Single-cell transcriptome analysis reveals subtype-specific clonal evolution and microenvironmental changes in liver metastasis of pancreatic adenocarcinoma and their clinical implications
Background Intratumoral heterogeneity (ITH) and tumor microenvironment (TME) of pancreatic ductal adenocarcinoma (PDAC) play important roles in tumor evolution and patient outcomes. However, the precise characterization of diverse cell populations and their crosstalk associated with PDAC progression and metastasis is still challenging. Methods We performed single-cell RNA sequencing (scRNA-seq) of treatment-naïve primary PDAC samples with and without paired liver metastasis samples to understand the interplay between ITH and TME in the PDAC evolution and its clinical associations.
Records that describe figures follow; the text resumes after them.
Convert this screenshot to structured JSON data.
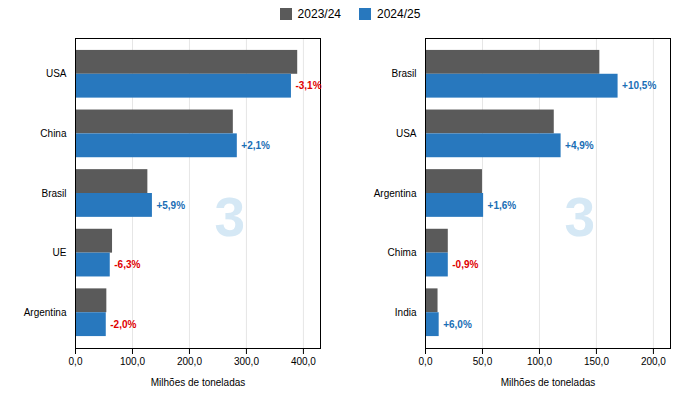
{
  "chart_data": [
    {
      "type": "bar",
      "orientation": "horizontal",
      "categories": [
        "Argentina",
        "UE",
        "Brasil",
        "China",
        "USA"
      ],
      "series": [
        {
          "name": "2023/24",
          "color": "#5a5a5a",
          "values": [
            55,
            65,
            127,
            277,
            390
          ]
        },
        {
          "name": "2024/25",
          "color": "#2878be",
          "values": [
            54,
            61,
            135,
            284,
            379
          ]
        }
      ],
      "xlabel": "Milhões de toneladas",
      "xlim": [
        0,
        430
      ],
      "xticks": [
        {
          "value": 0,
          "label": "0,0"
        },
        {
          "value": 100,
          "label": "100,0"
        },
        {
          "value": 200,
          "label": "200,0"
        },
        {
          "value": 300,
          "label": "300,0"
        },
        {
          "value": 400,
          "label": "400,0"
        }
      ],
      "grid": true,
      "legend": "top",
      "annotations": [
        {
          "text": "3",
          "color": "#d5e8f5"
        },
        {
          "category": "Argentina",
          "series": "2024/25",
          "text": "-2,0%",
          "color": "#e00000"
        },
        {
          "category": "UE",
          "series": "2024/25",
          "text": "-6,3%",
          "color": "#e00000"
        },
        {
          "category": "Brasil",
          "series": "2024/25",
          "text": "+5,9%",
          "color": "#1a6eb5"
        },
        {
          "category": "China",
          "series": "2024/25",
          "text": "+2,1%",
          "color": "#1a6eb5"
        },
        {
          "category": "USA",
          "series": "2024/25",
          "text": "-3,1%",
          "color": "#e00000"
        }
      ]
    },
    {
      "type": "bar",
      "orientation": "horizontal",
      "categories": [
        "India",
        "Chima",
        "Argentina",
        "USA",
        "Brasil"
      ],
      "series": [
        {
          "name": "2023/24",
          "color": "#5a5a5a",
          "values": [
            11,
            20,
            50,
            113,
            153
          ]
        },
        {
          "name": "2024/25",
          "color": "#2878be",
          "values": [
            12,
            20,
            51,
            119,
            169
          ]
        }
      ],
      "xlabel": "Milhões de toneladas",
      "xlim": [
        0,
        215
      ],
      "xticks": [
        {
          "value": 0,
          "label": "0,0"
        },
        {
          "value": 50,
          "label": "50,0"
        },
        {
          "value": 100,
          "label": "100,0"
        },
        {
          "value": 150,
          "label": "150,0"
        },
        {
          "value": 200,
          "label": "200,0"
        }
      ],
      "grid": true,
      "legend": "top",
      "annotations": [
        {
          "text": "3",
          "color": "#d5e8f5"
        },
        {
          "category": "India",
          "series": "2024/25",
          "text": "+6,0%",
          "color": "#1a6eb5"
        },
        {
          "category": "Chima",
          "series": "2024/25",
          "text": "-0,9%",
          "color": "#e00000"
        },
        {
          "category": "Argentina",
          "series": "2024/25",
          "text": "+1,6%",
          "color": "#1a6eb5"
        },
        {
          "category": "USA",
          "series": "2024/25",
          "text": "+4,9%",
          "color": "#1a6eb5"
        },
        {
          "category": "Brasil",
          "series": "2024/25",
          "text": "+10,5%",
          "color": "#1a6eb5"
        }
      ]
    }
  ]
}
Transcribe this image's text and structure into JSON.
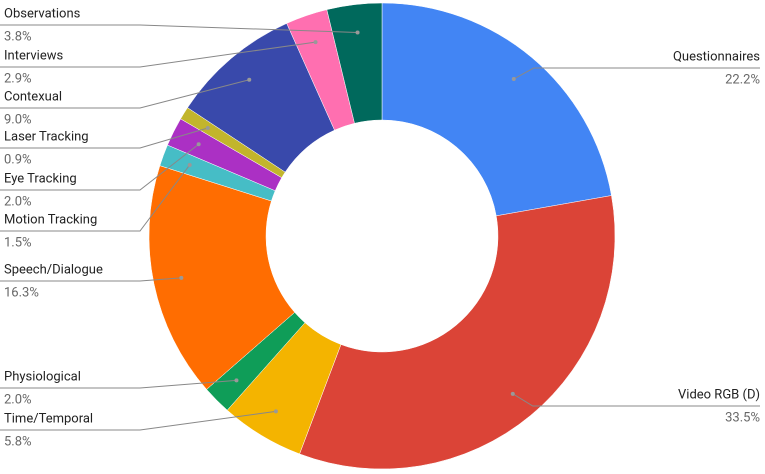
{
  "chart_data": {
    "type": "pie",
    "categories": [
      "Questionnaires",
      "Video RGB (D)",
      "Time/Temporal",
      "Physiological",
      "Speech/Dialogue",
      "Motion Tracking",
      "Eye Tracking",
      "Laser Tracking",
      "Contexual",
      "Interviews",
      "Observations"
    ],
    "values": [
      22.2,
      33.5,
      5.8,
      2.0,
      16.3,
      1.5,
      2.0,
      0.9,
      9.0,
      2.9,
      3.8
    ],
    "value_labels": [
      "22.2%",
      "33.5%",
      "5.8%",
      "2.0%",
      "16.3%",
      "1.5%",
      "2.0%",
      "0.9%",
      "9.0%",
      "2.9%",
      "3.8%"
    ],
    "colors": [
      "#4285f4",
      "#db4437",
      "#f4b400",
      "#0f9d58",
      "#ff6d01",
      "#46bdc6",
      "#ab30c4",
      "#c2b52c",
      "#3949ab",
      "#ff6fb0",
      "#00695c"
    ]
  }
}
Results scRNA-seq analysis revealed that even a small proportion (22%) of basal-like malignant ductal cells could lead to poor chemotherapy response and patient survival and that epithelial-mesenchymal transition programs were largely subtype-specific. The clonal homogeneity significantly increased with more prevalent and pronounced copy number gains of oncogenes, such as KRAS and ETV1 , and losses of tumor suppressor genes, such as SMAD2 and MAP2K4 , along PDAC progression and metastasis. Moreover, diverse immune cell populations, including naïve SELL hi regulatory T cells (Tregs) and activated TIGIT hi Tregs, contributed to shaping immunosuppressive TMEs of PDAC through cellular interactions with malignant ductal cells in PDAC evolution. Importantly, the proportion of basal-like ductal cells negatively correlated with that of immunoreactive cell populations, such as cytotoxic T cells, but positively correlated with that of immunosuppressive cell populations, such as Tregs. Conclusion We uncover that the proportion of basal-like subtype is a key determinant for chemotherapy response and patient outcome, and that PDAC clonally evolves with subtype-specific dosage changes of cancer-associated genes by forming immunosuppressive microenvironments in its progression and metastasis.